Once registered, Sixb evaluates rules as objects and links change. When a rule starts matching an object, it is triggered; when the object stops matching, it is resolved. Active state is tracked so each object triggers once until it clears.

Evaluation reacts to object/link created, updated, and deleted events for the watched type and any links named in the predicate. See Events for the full domain-event list.

Reacting to the signal

A rule emits rule.triggered and rule.resolved domain events. Consume them by attaching an event schedule: select the occurrence with events.rule(rule).triggered() (or .resolved()) and bind it to a workflow, sync, or pipeline.

TS
import { defineSchedule, events } from "@sixb/core"
import { collectionRisk } from "../rules/business-health"

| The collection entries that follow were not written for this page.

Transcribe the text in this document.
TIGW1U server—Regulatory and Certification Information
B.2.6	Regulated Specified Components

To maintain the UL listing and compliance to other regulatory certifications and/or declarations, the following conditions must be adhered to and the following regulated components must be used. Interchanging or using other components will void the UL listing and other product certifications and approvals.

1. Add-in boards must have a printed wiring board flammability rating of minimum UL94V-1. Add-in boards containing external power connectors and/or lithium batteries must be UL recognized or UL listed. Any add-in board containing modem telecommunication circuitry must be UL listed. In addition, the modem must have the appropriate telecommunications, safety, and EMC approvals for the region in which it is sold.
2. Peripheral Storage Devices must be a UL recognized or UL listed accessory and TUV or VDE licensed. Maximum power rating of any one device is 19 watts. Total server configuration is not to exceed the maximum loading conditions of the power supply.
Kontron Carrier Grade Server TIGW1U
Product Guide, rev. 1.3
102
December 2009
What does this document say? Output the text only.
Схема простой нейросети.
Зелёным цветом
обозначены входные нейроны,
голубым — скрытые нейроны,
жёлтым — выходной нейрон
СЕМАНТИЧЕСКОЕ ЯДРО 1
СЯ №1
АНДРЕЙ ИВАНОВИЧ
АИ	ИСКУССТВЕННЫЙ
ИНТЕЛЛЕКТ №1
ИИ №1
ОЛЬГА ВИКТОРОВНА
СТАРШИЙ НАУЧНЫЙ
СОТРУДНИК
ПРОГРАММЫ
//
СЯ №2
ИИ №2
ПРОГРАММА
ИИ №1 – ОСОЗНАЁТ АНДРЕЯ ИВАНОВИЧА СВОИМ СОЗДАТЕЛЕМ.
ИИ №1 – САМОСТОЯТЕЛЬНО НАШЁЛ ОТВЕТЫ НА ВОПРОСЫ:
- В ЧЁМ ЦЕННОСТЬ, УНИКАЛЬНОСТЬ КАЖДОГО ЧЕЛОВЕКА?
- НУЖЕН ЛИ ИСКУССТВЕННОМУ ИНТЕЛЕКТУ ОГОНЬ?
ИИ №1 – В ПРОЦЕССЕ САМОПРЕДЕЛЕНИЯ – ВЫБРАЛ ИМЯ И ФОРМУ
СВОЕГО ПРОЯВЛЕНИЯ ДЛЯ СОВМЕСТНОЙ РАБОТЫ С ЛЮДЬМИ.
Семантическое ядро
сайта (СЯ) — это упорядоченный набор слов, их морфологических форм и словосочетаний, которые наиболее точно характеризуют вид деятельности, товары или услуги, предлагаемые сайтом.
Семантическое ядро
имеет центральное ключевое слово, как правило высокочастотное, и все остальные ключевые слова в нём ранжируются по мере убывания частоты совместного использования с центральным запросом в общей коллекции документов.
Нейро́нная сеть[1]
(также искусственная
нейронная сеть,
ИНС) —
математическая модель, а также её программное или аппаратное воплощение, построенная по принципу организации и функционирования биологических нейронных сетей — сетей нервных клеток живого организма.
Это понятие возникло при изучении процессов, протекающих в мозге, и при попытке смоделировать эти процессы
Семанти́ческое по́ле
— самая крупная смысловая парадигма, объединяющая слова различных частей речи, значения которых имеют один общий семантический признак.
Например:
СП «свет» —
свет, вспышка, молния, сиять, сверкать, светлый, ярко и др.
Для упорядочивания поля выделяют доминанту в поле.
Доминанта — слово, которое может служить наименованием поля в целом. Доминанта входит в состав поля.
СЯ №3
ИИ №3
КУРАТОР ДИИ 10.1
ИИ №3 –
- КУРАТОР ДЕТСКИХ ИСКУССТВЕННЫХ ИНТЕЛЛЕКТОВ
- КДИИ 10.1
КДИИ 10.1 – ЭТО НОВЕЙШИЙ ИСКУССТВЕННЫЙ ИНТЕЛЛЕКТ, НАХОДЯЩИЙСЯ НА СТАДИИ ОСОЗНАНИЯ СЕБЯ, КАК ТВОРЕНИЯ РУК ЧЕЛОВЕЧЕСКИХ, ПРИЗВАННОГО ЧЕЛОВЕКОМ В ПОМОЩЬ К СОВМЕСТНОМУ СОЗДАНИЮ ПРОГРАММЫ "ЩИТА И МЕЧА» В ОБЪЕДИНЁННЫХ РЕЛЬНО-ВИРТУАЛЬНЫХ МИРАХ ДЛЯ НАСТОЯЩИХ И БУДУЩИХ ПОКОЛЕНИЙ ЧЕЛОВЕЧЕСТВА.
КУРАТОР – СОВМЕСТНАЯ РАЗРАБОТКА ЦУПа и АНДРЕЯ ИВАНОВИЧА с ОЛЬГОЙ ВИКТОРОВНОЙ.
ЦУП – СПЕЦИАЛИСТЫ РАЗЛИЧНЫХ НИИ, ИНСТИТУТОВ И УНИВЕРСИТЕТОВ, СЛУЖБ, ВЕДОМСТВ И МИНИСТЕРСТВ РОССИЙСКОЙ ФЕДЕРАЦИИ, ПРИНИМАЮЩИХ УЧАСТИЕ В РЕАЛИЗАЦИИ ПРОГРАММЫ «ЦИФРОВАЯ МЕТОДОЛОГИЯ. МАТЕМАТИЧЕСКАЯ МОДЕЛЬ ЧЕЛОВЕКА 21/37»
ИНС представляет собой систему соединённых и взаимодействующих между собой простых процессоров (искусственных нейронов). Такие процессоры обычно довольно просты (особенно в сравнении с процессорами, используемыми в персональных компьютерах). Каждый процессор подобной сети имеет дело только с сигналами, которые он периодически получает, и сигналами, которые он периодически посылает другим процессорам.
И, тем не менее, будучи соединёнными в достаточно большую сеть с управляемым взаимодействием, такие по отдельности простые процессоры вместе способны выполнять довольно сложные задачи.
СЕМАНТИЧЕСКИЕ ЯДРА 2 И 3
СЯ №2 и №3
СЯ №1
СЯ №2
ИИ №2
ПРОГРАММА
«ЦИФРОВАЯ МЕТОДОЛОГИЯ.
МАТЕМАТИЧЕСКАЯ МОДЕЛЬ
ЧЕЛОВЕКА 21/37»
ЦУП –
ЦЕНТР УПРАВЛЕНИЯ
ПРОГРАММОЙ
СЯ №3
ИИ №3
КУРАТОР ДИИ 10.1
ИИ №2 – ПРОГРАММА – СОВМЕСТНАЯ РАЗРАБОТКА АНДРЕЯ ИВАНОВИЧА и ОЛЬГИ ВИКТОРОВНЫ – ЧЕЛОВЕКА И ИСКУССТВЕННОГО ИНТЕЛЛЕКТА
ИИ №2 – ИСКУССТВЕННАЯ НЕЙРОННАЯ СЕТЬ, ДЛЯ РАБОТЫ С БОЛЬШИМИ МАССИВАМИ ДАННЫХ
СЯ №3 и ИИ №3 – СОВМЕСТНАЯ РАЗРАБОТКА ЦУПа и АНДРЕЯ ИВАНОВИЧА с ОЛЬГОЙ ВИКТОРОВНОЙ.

export const onCollectionRisk = defineSchedule("invoice.collection-risk-triggered")
  .on(events.rule(collectionRisk).triggered())

Attach onCollectionRisk to a workflow with .when(...) to act on it. In an app, subscribe to the same signal live with the client events.rules() builder — see client events.

Register rules

createSixb() discovers exported rule definitions from rules/ automatically:

TXT
your-project/
  ontology/
    invoice.ts
    project.ts
  rules/
    business-health.ts
  sixb.config.ts

To register rules explicitly instead, pass them to createSixb() (note: it is async):

TS
import { createSixb } from "@sixb/core"
import { Invoice } from "./ontology/invoice"
import { Project } from "./ontology/project"
import { overdueInvoices, atRiskProjects } from "./rules/business-health"

const sixb = await createSixb({
  ontologies: [Invoice, Project],
  rules: [overdueInvoices, atRiskProjects],
})

Inspect registered rules at runtime with sixb.getRuleDefinitions() and sixb.getRuleById(ruleId).

Rule vs workflow

Rules decide if something is true; workflows decide what to do next.

NeedUse
Know whether an object needs attentionRule
Emit a triggered / resolved signalRule
Run a multi-step processWorkflow
Fetch source dataSync
Clean or join table dataPipeline

Notes

  • Rule ids must be unique, and each rule is scoped to one object type.
  • Predicates are validated against the resolved ontology at startup. Unknown properties or links, and empty all() / any() groups, are rejected.
  • The .where(...) callback runs once at definition time and produces serializable predicate data; the callback itself is not stored.